Un silence s’ensuivit. Apparemment il ne savait pas quoi dire. Je m’en veux, je l’ai mit mal à l’aise… Quelle idiote ! Allez, il faut que je relance la conversation, nous avons encore un bon bout de chemin à faire ensemble… Enfin… Dans le sens littéral !
-La France vous plaît-elle ? Je me demande si il existe plus bateau que cette question, à part peut être « Il fait beau n’est-ce pas ? »
Cette question le fit sourire, comme si il pensait exactement la même chose que moi, mais on moins, plus personne n’était gêné !
-Je n’aime pas beaucoup Paris, je trouve que c’est une ville plutôt vulgaire, surtout lorsqu’on est soldat, et que nos visites se résument aux bars et à Place Pigalle... Mais au contraire j’aime beaucoup cet endroit, il me rappelle ma campagne anglaise, et les gens sont très accueillants. Je me plaît beaucoup ici.
-Et où avez-vous aussi bien apprit le français ?
-Je viens d’une famille de Lord, qui est plutôt aristocratique. Lorsque j’eu 5 ans, mon père décida que j’étais assez vieux pour quitter la maison et aller vivre à Londres, chez une tante, avec un précepteur qui était Français et amoureux de sa langue natale. Il m’a transmit cet amour. La culture Française est une de mes passions.
Mes yeux s’allumèrent à cette phrase.
-Vous aimez la littérature ?
-Je ne peux pas m’endormir sans avoir lu un chapitre de Balzac ou d’Hugo ! Ces personnes étaient des génies, et grâce à tous ces grands écrivains, je suis tombé amoureux de la langue Française.
Un bel anglais qui paraît aimer autant que moi les grands écrivains ? Serait-ce possible ! On se croirait dans un rêve ! Mais une grosse bourrasque de vent me rappelle soudain à la réalité. La neige redouble et on ne voit pas à 20 mètres devant soi !
-Venez Mademoiselle, il faut attendre que la tempête se calme !
-Oui mais Maman…
-Nous serons congelés en arrivant, venez, il y a un abri ici.
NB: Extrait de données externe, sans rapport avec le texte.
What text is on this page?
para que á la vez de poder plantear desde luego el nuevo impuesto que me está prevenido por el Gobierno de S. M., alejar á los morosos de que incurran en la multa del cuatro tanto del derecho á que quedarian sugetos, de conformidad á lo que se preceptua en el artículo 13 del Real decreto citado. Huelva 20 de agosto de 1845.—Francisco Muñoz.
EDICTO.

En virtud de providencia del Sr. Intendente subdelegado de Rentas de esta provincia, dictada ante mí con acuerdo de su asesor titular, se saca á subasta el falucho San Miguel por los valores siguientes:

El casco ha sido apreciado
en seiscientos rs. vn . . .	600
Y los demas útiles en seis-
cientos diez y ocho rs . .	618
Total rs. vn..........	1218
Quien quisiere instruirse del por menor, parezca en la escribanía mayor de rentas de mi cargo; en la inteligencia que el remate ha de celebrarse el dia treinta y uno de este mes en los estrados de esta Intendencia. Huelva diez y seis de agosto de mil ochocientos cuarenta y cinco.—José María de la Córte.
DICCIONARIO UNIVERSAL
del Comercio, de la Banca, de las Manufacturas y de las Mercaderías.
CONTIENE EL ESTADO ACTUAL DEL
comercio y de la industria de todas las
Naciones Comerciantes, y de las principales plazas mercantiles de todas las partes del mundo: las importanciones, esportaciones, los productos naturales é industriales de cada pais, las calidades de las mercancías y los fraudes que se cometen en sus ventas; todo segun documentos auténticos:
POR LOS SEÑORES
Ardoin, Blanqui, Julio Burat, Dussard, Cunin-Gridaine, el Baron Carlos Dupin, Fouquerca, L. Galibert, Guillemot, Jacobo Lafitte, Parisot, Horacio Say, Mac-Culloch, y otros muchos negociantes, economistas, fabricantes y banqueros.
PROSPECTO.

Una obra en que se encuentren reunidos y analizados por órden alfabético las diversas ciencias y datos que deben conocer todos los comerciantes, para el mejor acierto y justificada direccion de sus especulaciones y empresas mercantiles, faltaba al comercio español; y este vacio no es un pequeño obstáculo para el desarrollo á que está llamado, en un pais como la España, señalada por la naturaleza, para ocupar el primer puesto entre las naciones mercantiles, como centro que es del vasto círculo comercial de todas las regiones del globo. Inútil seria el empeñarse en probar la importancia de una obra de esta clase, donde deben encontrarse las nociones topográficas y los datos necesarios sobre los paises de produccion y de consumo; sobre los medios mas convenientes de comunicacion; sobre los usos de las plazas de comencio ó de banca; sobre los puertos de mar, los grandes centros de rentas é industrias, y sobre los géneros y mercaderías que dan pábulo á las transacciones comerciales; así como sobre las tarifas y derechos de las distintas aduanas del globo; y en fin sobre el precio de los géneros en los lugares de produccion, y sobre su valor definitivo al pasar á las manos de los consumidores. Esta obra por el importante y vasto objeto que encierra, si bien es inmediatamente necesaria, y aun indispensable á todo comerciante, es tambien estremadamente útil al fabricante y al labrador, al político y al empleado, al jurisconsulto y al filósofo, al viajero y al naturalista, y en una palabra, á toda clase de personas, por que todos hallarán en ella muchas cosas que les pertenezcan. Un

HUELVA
Il m’entraina dans ce qui semblait être une chapelle abandonnée. Lorsqu’il referma la petite porte, le noir fut complet. Puis peu à peu, la faible lueur des vitraux nous montra l’intérieur de ce qui semblait être misérable vu du dehors. Des murs qui devaient être blancs comme la neige étaient maintenant presque noirs, les bancs étaient douteux et il n’y avait plus d’autel. Je n’avais jamais remarqué cette petite chapelle. Malgré son aspect pauvre, lorsque l’on entrait, on ne pouvait retenir un souffle d’admiration. Il y a avait quelque chose dans ces murs sales, ces bancs cassés et surtout ces vitraux sales qui projetaient une lumière opaque, quelque chose de magnifique et de magistral.
-Ouah… C’est incroyable !
Tiens j’en avais presque oublié sa présence ! Avec cette lueur, il semblait encore plus beau… Pardon je m’égare.
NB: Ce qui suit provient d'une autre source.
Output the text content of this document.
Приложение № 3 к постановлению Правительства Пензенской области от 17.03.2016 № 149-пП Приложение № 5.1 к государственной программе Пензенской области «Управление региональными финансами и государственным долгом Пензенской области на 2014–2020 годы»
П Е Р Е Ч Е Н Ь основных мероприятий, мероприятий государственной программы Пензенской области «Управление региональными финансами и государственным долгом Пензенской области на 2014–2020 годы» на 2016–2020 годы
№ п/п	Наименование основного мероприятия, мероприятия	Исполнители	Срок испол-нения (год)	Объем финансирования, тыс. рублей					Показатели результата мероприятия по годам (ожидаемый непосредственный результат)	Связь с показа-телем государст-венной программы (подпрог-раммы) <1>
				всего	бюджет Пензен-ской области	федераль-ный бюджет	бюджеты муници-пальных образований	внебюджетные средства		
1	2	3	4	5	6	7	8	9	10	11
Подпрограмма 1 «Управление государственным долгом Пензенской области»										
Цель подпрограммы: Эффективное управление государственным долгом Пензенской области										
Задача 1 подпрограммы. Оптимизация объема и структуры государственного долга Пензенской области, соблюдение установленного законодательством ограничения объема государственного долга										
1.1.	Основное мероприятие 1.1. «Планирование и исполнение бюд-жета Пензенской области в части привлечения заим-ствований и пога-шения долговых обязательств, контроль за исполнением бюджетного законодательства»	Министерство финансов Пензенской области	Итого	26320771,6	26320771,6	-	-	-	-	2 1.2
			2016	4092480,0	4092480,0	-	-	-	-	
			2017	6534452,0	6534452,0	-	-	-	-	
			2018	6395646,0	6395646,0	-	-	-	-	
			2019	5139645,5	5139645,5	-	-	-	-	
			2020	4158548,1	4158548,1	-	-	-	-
-C’est vrai que cela parait surréaliste ! On se croirait dans un roman gothique de Jane Austen !
-Ah, moi je me prends plutôt pour Quasimodo…
-Mais enfin, ce n’est pas Notre Dame De Paris !
-Si ! Mais à l’échelle régionale !
Je me suis remise à rire. Cela faisait longtemps que je n’avais pas ri deux fois dans la même journée. Soudain, sans comprendre, mon rire se transforma en pleurs. Un torrent de larmes tombait sur mes joues, sans que je puisse rien faire, et sans que je sache pourquoi. James, voyant mes joues inondées, ne dit rien, et me prit simplement le bras pour m’emmener près d’un banc. Il s’assit prudemment dessus, surement afin de tester sa résistance, puis me fit signe de m’assoir près de lui. Mes sanglots résonnaient contre les murs de la chapelle. Il ne dit rien ; il attendait simplement le moment où ma respiration se calmerait. Quand ce moment fut enfin arrivé, après environ 10 minutes de silence, la voix au si bel accent duquel je commençais à m’éprendre retentit.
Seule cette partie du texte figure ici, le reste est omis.